Advancement could also be rapid: James started on the PC assembly line and three months later found himself a production supervisor after suggesting and implementing some useful innovations.
But not all was well at Osborne Australia, in part because of Microsoft's insistence that PC-makers who wished to resell Windows must pay Microsoft a licence fee for every machine they sold, regardless of the installed operating system. That licence had the fully-intended consequence of forcing PC-makers to ask themselves if they could really be bothered selling machines pre-loaded with IBM's OS/2, which at the time was a more-than-decent competitor to Windows. Many PC-makers decided that if they had to pay for Windows on every machine, they might as well sell only Windows machines.
Osborne's famously feisty CEO John Linton didn't like that deal and eventually decided he'd find a way to move PCs without giving in to Microsoft's tactics.
Osborne therefore came up with offers like a a free printer with a new PC, a big promise at a time printers weren't cheap. Lifetime warranties were another lure. Osborne also priced its products keenly ... if you paid up front and were willing to wait six weeks for your machine to be delivered.

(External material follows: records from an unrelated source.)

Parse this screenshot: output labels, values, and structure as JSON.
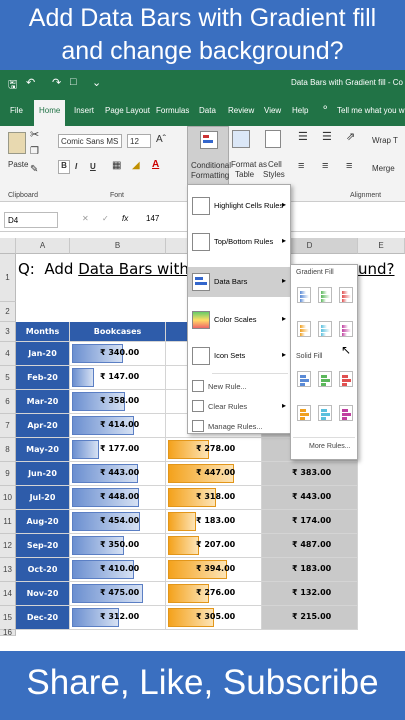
{
  "banner_top": {
    "line1": "Add Data Bars with Gradient fill",
    "line2": "and change background?"
  },
  "banner_bottom": "Share, Like, Subscribe",
  "window_title": "Data Bars with Gradient fill - Co",
  "tabs": [
    "File",
    "Home",
    "Insert",
    "Page Layout",
    "Formulas",
    "Data",
    "Review",
    "View",
    "Help"
  ],
  "tell_me": "Tell me what you want",
  "ribbon": {
    "paste": "Paste",
    "font_name": "Comic Sans MS",
    "font_size": "12",
    "bold": "B",
    "italic": "I",
    "underline": "U",
    "cond_fmt_1": "Conditional",
    "cond_fmt_2": "Formatting",
    "fmt_table_1": "Format as",
    "fmt_table_2": "Table",
    "cell_styles_1": "Cell",
    "cell_styles_2": "Styles",
    "wrap": "Wrap T",
    "merge": "Merge",
    "group_clipboard": "Clipboard",
    "group_font": "Font",
    "group_alignment": "Alignment"
  },
  "formula_bar": {
    "name_box": "D4",
    "fx": "fx",
    "value": "147"
  },
  "columns": [
    "A",
    "B",
    "C",
    "D",
    "E"
  ],
  "question_prefix": "Q:  Add ",
  "question_text": "Data Bars with Grac",
  "question_end": "und?",
  "header_months": "Months",
  "header_bookcases": "Bookcases",
  "months": [
    "Jan-20",
    "Feb-20",
    "Mar-20",
    "Apr-20",
    "May-20",
    "Jun-20",
    "Jul-20",
    "Aug-20",
    "Sep-20",
    "Oct-20",
    "Nov-20",
    "Dec-20"
  ],
  "col_b": [
    "₹ 340.00",
    "₹ 147.00",
    "₹ 358.00",
    "₹ 414.00",
    "₹ 177.00",
    "₹ 443.00",
    "₹ 448.00",
    "₹ 454.00",
    "₹ 350.00",
    "₹ 410.00",
    "₹ 475.00",
    "₹ 312.00"
  ],
  "col_b_fraction": [
    0.55,
    0.24,
    0.58,
    0.67,
    0.29,
    0.72,
    0.73,
    0.74,
    0.57,
    0.67,
    0.77,
    0.51
  ],
  "col_c": [
    "",
    "",
    "",
    "",
    "₹ 278.00",
    "₹ 447.00",
    "₹ 318.00",
    "₹ 183.00",
    "₹ 207.00",
    "₹ 394.00",
    "₹ 276.00",
    "₹ 305.00"
  ],
  "col_c_fraction": [
    0,
    0,
    0,
    0,
    0.45,
    0.72,
    0.52,
    0.3,
    0.34,
    0.64,
    0.45,
    0.5
  ],
  "col_d": [
    "",
    "",
    "",
    "",
    "",
    "₹ 383.00",
    "₹ 443.00",
    "₹ 174.00",
    "₹ 487.00",
    "₹ 183.00",
    "₹ 132.00",
    "₹ 215.00"
  ],
  "row_numbers": [
    "1",
    "2",
    "3",
    "4",
    "5",
    "6",
    "7",
    "8",
    "9",
    "10",
    "11",
    "12",
    "13",
    "14",
    "15",
    "16"
  ],
  "cf_menu": {
    "highlight": "Highlight Cells Rules",
    "topbottom": "Top/Bottom Rules",
    "databars": "Data Bars",
    "colorscales": "Color Scales",
    "iconsets": "Icon Sets",
    "newrule": "New Rule...",
    "clearrules": "Clear Rules",
    "managerules": "Manage Rules..."
  },
  "submenu": {
    "gradient": "Gradient Fill",
    "solid": "Solid Fill",
    "more": "More Rules..."
  },
  "colors": {
    "excel_green": "#217346",
    "banner_blue": "#3a6fc0",
    "month_blue": "#2e5caa",
    "bar_blue": "#6b8fd0",
    "bar_orange": "#f4a21c"
  }
}
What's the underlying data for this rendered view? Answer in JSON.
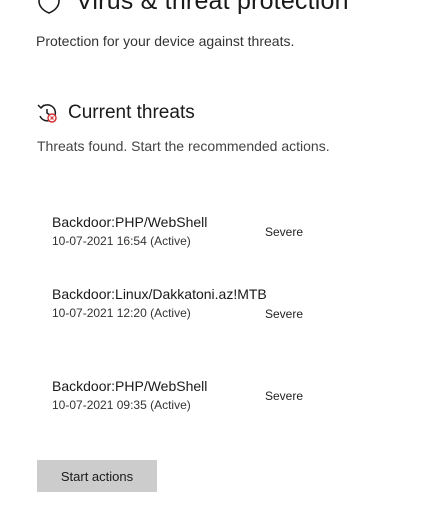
{
  "page": {
    "title": "Virus & threat protection",
    "subtitle": "Protection for your device against threats.",
    "icon": "shield-icon"
  },
  "current_threats": {
    "title": "Current threats",
    "description": "Threats found. Start the recommended actions.",
    "icon": "threat-history-icon",
    "threats": [
      {
        "name": "Backdoor:PHP/WebShell",
        "date": "10-07-2021 16:54 (Active)",
        "severity": "Severe"
      },
      {
        "name": "Backdoor:Linux/Dakkatoni.az!MTB",
        "date": "10-07-2021 12:20 (Active)",
        "severity": "Severe"
      },
      {
        "name": "Backdoor:PHP/WebShell",
        "date": "10-07-2021 09:35 (Active)",
        "severity": "Severe"
      }
    ],
    "action_button": "Start actions"
  },
  "colors": {
    "accent_red": "#d13438",
    "button_bg": "#cccccc"
  }
}
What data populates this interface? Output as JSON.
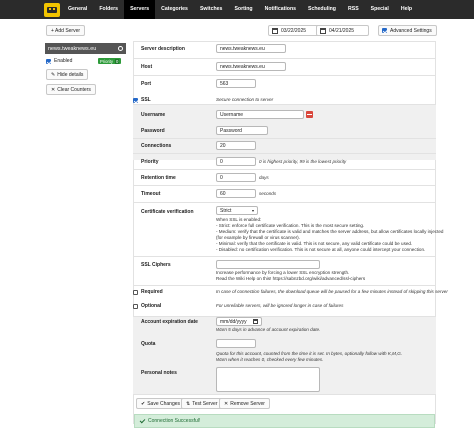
{
  "nav": {
    "items": [
      "General",
      "Folders",
      "Servers",
      "Categories",
      "Switches",
      "Sorting",
      "Notifications",
      "Scheduling",
      "RSS",
      "Special",
      "Help"
    ],
    "active": "Servers"
  },
  "toolbar": {
    "add_server": "+ Add Server",
    "date_from": "03/22/2025",
    "date_to": "04/21/2025",
    "date_sep": "-",
    "advanced_settings": "Advanced Settings"
  },
  "sidebar": {
    "server_name": "news.tweaknews.eu",
    "enabled_label": "Enabled",
    "priority_badge": "Priority",
    "priority_value": "0",
    "hide_details": "Hide details",
    "clear_counters": "Clear Counters"
  },
  "form": {
    "server_description": {
      "label": "Server description",
      "value": "news.tweaknews.eu"
    },
    "host": {
      "label": "Host",
      "value": "news.tweaknews.eu"
    },
    "port": {
      "label": "Port",
      "value": "563"
    },
    "ssl": {
      "label": "SSL",
      "hint": "Secure connection to server"
    },
    "username": {
      "label": "Username",
      "value": "Username"
    },
    "password": {
      "label": "Password",
      "value": "Password"
    },
    "connections": {
      "label": "Connections",
      "value": "20"
    },
    "priority": {
      "label": "Priority",
      "value": "0",
      "hint": "0 is highest priority, 99 is the lowest priority"
    },
    "retention": {
      "label": "Retention time",
      "value": "0",
      "hint": "days"
    },
    "timeout": {
      "label": "Timeout",
      "value": "60",
      "hint": "seconds"
    },
    "cert": {
      "label": "Certificate verification",
      "value": "Strict",
      "hint_lines": [
        "When SSL is enabled:",
        "- Strict: enforce full certificate verification. This is the most secure setting.",
        "- Medium: verify that the certificate is valid and matches the server address, but allow certificates locally injected",
        "(for example by firewall or virus scanner).",
        "- Minimal: verify that the certificate is valid. This is not secure, any valid certificate could be used.",
        "- Disabled: no certification verification. This is not secure at all, anyone could intercept your connection."
      ]
    },
    "ssl_ciphers": {
      "label": "SSL Ciphers",
      "hint_lines": [
        "Increase performance by forcing a lower SSL encryption strength.",
        "Read the Wiki Help on this! https://sabnzbd.org/wiki/advanced/ssl-ciphers"
      ]
    },
    "required": {
      "label": "Required",
      "hint": "In case of connection failures, the download queue will be paused for a few minutes instead of skipping this server"
    },
    "optional": {
      "label": "Optional",
      "hint": "For unreliable servers, will be ignored longer in case of failures"
    },
    "expiration": {
      "label": "Account expiration date",
      "value": "mm/dd/yyyy",
      "hint": "Warn 5 days in advance of account expiration date."
    },
    "quota": {
      "label": "Quota",
      "hint_lines": [
        "Quota for this account, counted from the time it is set. In bytes, optionally follow with K,M,G.",
        "Warn when it reaches 0, checked every few minutes."
      ]
    },
    "notes": {
      "label": "Personal notes"
    }
  },
  "actions": {
    "save": "Save Changes",
    "test": "Test Server",
    "remove": "Remove Server"
  },
  "status": {
    "message": "Connection Successful!"
  },
  "colors": {
    "nav_bg": "#2b2b2b",
    "accent": "#2468c8",
    "badge": "#2e9b3a",
    "success_bg": "#d4edda"
  }
}
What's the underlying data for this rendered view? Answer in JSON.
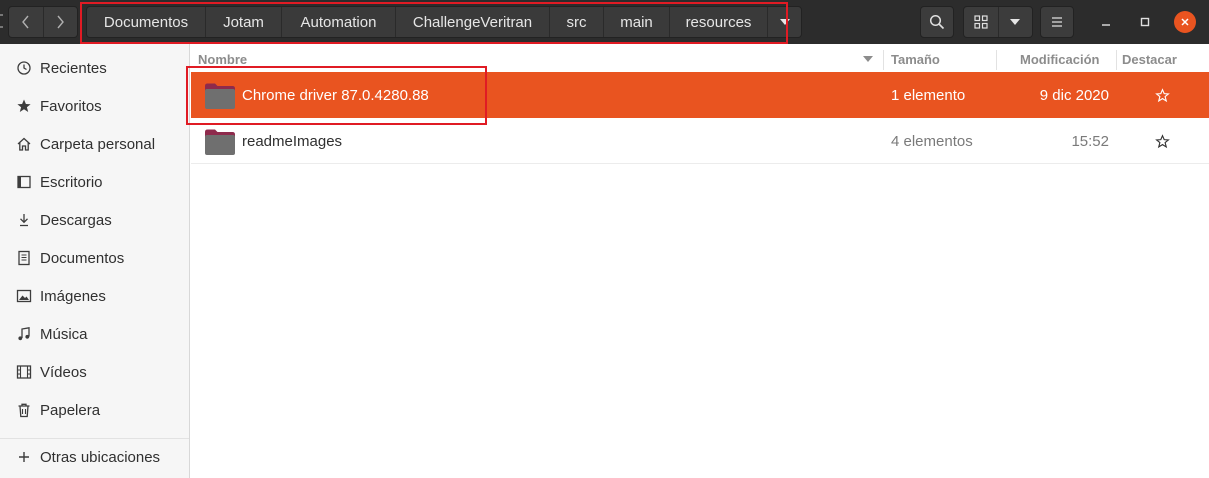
{
  "window": {
    "nav_back_icon": "chevron-left-icon",
    "nav_forward_icon": "chevron-right-icon",
    "search_icon": "search-icon",
    "view_icon": "grid-view-icon",
    "menu_icon": "hamburger-menu-icon"
  },
  "pathbar": {
    "crumbs": [
      {
        "label": "Documentos"
      },
      {
        "label": "Jotam"
      },
      {
        "label": "Automation"
      },
      {
        "label": "ChallengeVeritran"
      },
      {
        "label": "src"
      },
      {
        "label": "main"
      },
      {
        "label": "resources"
      }
    ],
    "menu_icon": "triangle-down-icon"
  },
  "sidebar": {
    "items": [
      {
        "label": "Recientes",
        "icon": "recent-clock-icon"
      },
      {
        "label": "Favoritos",
        "icon": "star-icon"
      },
      {
        "label": "Carpeta personal",
        "icon": "home-icon"
      },
      {
        "label": "Escritorio",
        "icon": "desktop-icon"
      },
      {
        "label": "Descargas",
        "icon": "download-icon"
      },
      {
        "label": "Documentos",
        "icon": "document-icon"
      },
      {
        "label": "Imágenes",
        "icon": "image-icon"
      },
      {
        "label": "Música",
        "icon": "music-icon"
      },
      {
        "label": "Vídeos",
        "icon": "video-icon"
      },
      {
        "label": "Papelera",
        "icon": "trash-icon"
      }
    ],
    "other_locations": {
      "label": "Otras ubicaciones",
      "icon": "plus-icon"
    }
  },
  "columns": {
    "name": "Nombre",
    "size": "Tamaño",
    "modified": "Modificación",
    "starred": "Destacar"
  },
  "files": [
    {
      "name": "Chrome driver 87.0.4280.88",
      "size": "1 elemento",
      "modified": "9 dic 2020",
      "selected": true
    },
    {
      "name": "readmeImages",
      "size": "4 elementos",
      "modified": "15:52",
      "selected": false
    }
  ],
  "colors": {
    "accent": "#e95420",
    "headerbar": "#2c2c2c",
    "annotation": "#e01b24"
  }
}
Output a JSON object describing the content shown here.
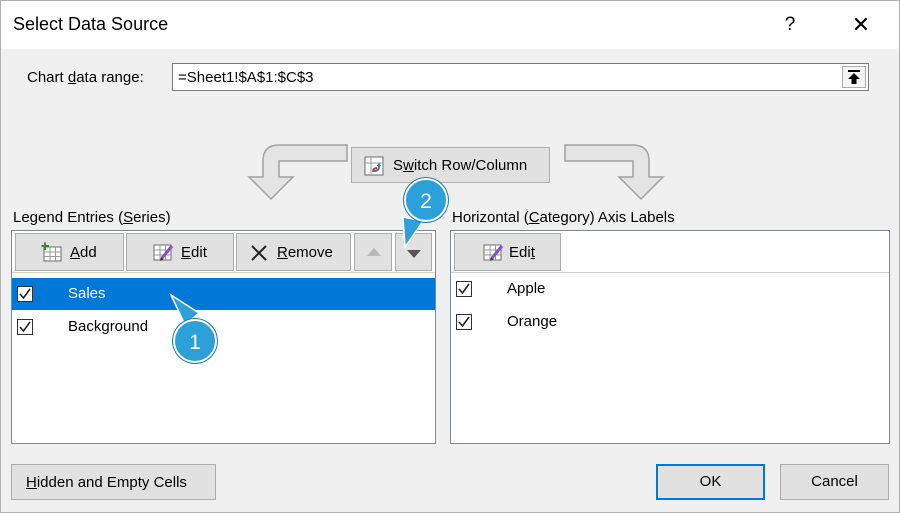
{
  "dialog": {
    "title": "Select Data Source",
    "help_glyph": "?",
    "close_glyph": "✕"
  },
  "range": {
    "label_pre": "Chart ",
    "label_u": "d",
    "label_post": "ata range:",
    "value": "=Sheet1!$A$1:$C$3"
  },
  "switch": {
    "label_u": "w",
    "label_pre": "S",
    "label_post": "itch Row/Column"
  },
  "legend": {
    "label_pre": "Legend Entries (",
    "label_u": "S",
    "label_post": "eries)",
    "add_u": "A",
    "add_post": "dd",
    "edit_u": "E",
    "edit_post": "dit",
    "remove_u": "R",
    "remove_post": "emove",
    "items": [
      {
        "label": "Sales",
        "checked": true,
        "selected": true
      },
      {
        "label": "Background",
        "checked": true,
        "selected": false
      }
    ]
  },
  "axis": {
    "label_pre": "Horizontal (",
    "label_u": "C",
    "label_post": "ategory) Axis Labels",
    "edit_pre": "Edi",
    "edit_u": "t",
    "items": [
      {
        "label": "Apple",
        "checked": true
      },
      {
        "label": "Orange",
        "checked": true
      }
    ]
  },
  "footer": {
    "hidden_u": "H",
    "hidden_post": "idden and Empty Cells",
    "ok": "OK",
    "cancel": "Cancel"
  },
  "callouts": [
    "1",
    "2"
  ],
  "colors": {
    "selection": "#0078d7",
    "callout": "#2ca0d8"
  }
}
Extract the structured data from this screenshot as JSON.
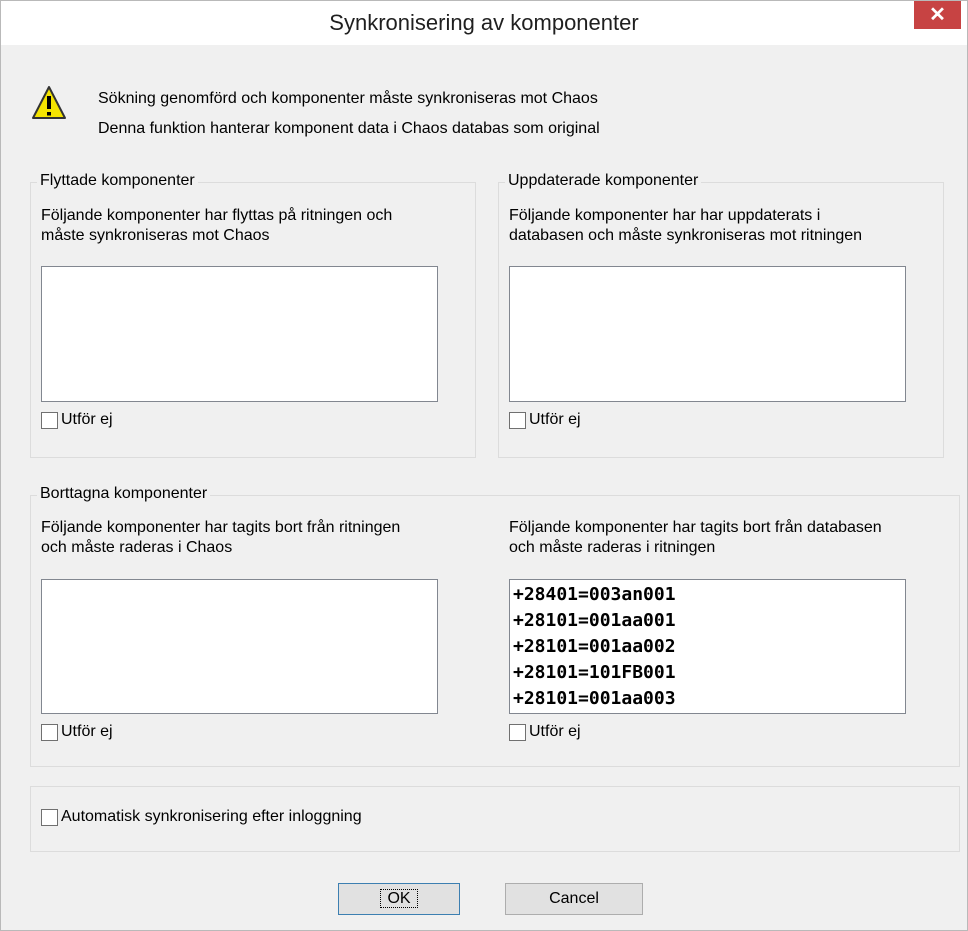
{
  "window": {
    "title": "Synkronisering av komponenter",
    "close_glyph": "✕"
  },
  "message": {
    "line1": "Sökning genomförd och komponenter måste synkroniseras mot Chaos",
    "line2": "Denna funktion hanterar komponent data i Chaos databas som original",
    "icon": "warning-icon"
  },
  "moved": {
    "legend": "Flyttade komponenter",
    "desc_line1": "Följande komponenter har flyttas på ritningen och",
    "desc_line2": "måste synkroniseras mot Chaos",
    "items": [],
    "checkbox_label": "Utför ej",
    "checked": false
  },
  "updated": {
    "legend": "Uppdaterade komponenter",
    "desc_line1": "Följande komponenter har har uppdaterats i",
    "desc_line2": "databasen och måste synkroniseras mot ritningen",
    "items": [],
    "checkbox_label": "Utför ej",
    "checked": false
  },
  "removed": {
    "legend": "Borttagna komponenter",
    "left": {
      "desc_line1": "Följande komponenter har tagits bort från ritningen",
      "desc_line2": "och måste raderas i Chaos",
      "items": [],
      "checkbox_label": "Utför ej",
      "checked": false
    },
    "right": {
      "desc_line1": "Följande komponenter har tagits bort från databasen",
      "desc_line2": "och måste raderas i ritningen",
      "items": [
        "+28401=003an001",
        "+28101=001aa001",
        "+28101=001aa002",
        "+28101=101FB001",
        "+28101=001aa003"
      ],
      "checkbox_label": "Utför ej",
      "checked": false
    }
  },
  "auto_sync": {
    "label": "Automatisk synkronisering efter inloggning",
    "checked": false
  },
  "buttons": {
    "ok": "OK",
    "cancel": "Cancel"
  },
  "colors": {
    "close_bg": "#c74343",
    "window_bg": "#f0f0f0",
    "warning_yellow": "#f5e400"
  }
}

James says these offers didn't make a difference on the production line, where a just-in-time production plan extended to last-minute parts procurements and a daily challenge to meet construction quotas. By 1995 James had moved into the retail arm of the company and said OS/2 PCs didn't deter retail shoppers. He had inklings, however, that corporate and government buyers weren't as keen on OS/2.
Windows, meanwhile, was gathering pace. And so did Osborne's offers: at one point the company pledged to replace a PC's hard drive and CPU after two years, a great deal at a time when Intel could bump clock speeds by 20 per cent in a year.
By mid-1995, when your correspondent entered the industry at the long-departed PC Week Australia, Osborne was a top-tier technology provider. No roundup of PCs could exclude its latest offerings. No discussion of Australia's emerging technology industry could omit it.
But the company was struggling. This CBR report from June 30th, 1995, says it had lost big contracts with the Australian government and the nation's top telco, Telstra. Consumers were complaining about the company, probably for slow delivery of pre-paid PCs.
Currency-trading efforts using cashflow generated by pre-payments wasn't making up the gap and the company collapsed, suddenly and swiftly, leaving hundreds of customers waiting for PCs they'd paid for. Jeffrey James says there were lay-offs in the Townsville store where he worked within days of Osborne entering insolvency.